When you need darkness to see the light: Total solar eclipses

A total solar eclipse

Dan Seaton, SwRI/Citizen CATE 2024

lecture
Aug. 30, 2023

5:30 – 7:00 pm MDT

NCAR Mesa Lab and Online

“Don’t look straight at it!” is the usual advice given about our Sun, but scientists do exactly that when studying the solar corona during total solar eclipses. Next year’s total solar eclipse affords scientists a unique opportunity to conduct research on the solar corona that is not otherwise possible. The corona is several million degrees hotter than the surface of the Sun and dominated by magnetic fields that store huge amounts of energy and, when distorted, can release this energy in the form of solar flares and coronal mass ejections. These phenomena have a profound effect on the terrestrial environment, impacting communication satellites and the power grid. Measuring the corona is, therefore, crucial in being able to predict these events and protect resources from their effects. However, the corona is orders of magnitude dimmer than the surface of the Sun and under normal viewing conditions is completely overwhelmed by the surface brightness. It is only in the event of an eclipse that the corona becomes visible.

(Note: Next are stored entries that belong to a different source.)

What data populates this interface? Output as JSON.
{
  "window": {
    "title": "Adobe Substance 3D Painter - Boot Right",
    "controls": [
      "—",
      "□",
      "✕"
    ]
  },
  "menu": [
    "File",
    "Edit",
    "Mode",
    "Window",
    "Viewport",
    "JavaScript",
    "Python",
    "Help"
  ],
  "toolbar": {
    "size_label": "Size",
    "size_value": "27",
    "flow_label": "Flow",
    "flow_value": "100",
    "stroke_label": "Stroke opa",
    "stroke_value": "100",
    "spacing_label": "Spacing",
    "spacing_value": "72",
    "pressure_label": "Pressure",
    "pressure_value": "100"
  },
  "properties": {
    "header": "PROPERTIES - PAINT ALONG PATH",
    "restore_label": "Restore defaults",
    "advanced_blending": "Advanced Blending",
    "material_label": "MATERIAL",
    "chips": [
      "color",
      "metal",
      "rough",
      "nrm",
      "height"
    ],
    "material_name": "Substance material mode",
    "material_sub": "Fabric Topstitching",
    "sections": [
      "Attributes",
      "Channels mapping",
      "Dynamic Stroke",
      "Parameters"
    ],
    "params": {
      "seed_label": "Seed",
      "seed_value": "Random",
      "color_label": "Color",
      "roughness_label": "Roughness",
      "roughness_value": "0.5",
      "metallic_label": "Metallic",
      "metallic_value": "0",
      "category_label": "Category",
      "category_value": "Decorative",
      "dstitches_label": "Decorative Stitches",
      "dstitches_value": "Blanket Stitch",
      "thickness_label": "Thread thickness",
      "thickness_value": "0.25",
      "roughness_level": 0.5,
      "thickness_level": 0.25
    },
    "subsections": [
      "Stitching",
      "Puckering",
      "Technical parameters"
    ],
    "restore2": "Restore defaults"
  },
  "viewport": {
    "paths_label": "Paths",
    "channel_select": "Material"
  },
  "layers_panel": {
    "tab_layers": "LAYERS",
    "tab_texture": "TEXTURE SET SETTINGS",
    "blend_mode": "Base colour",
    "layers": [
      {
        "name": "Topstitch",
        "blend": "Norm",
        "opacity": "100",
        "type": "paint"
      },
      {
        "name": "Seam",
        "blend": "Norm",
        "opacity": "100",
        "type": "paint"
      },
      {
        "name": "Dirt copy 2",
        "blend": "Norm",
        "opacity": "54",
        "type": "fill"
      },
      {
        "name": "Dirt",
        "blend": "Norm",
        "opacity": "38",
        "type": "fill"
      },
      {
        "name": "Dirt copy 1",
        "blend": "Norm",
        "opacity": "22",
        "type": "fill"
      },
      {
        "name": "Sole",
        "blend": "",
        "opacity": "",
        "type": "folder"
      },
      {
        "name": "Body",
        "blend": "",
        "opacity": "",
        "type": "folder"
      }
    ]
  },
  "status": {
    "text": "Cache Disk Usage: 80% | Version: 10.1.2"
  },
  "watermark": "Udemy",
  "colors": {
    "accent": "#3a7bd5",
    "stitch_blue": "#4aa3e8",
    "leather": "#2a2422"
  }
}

In this NCAR Explorer Series Lecture, NCAR scientist Dr. Paul Bryans from the High Altitude Observatory (HAO), will give a history of the efforts around observing the solar corona under eclipse conditions to unlock how the Sun affects life on Earth, how those studies can advance science and how NCAR will be researching the eclipse in 2024, all while offering advice on how to make the most of your own personal eclipse experience.

Paul Bryans

High Altitude Observatory (HAO)

Paul Bryans is a Scientist at the High Altitude Observatory of the National Center for Atmospheric Research, where he researches the ways the Sun affects life on Earth. To do this he uses observations from many different telescopes, both on the ground and in space, which each give unique perspectives on how the Sun’s atmosphere is evolving. Dr. Bryans has been involved with field expeditions to observe solar eclipses since 2017, including leading a team to a mountaintop in Chile. In addition to solar research, Paul has also conducted research in the fields of supernova remnants, molecular clouds, and comets.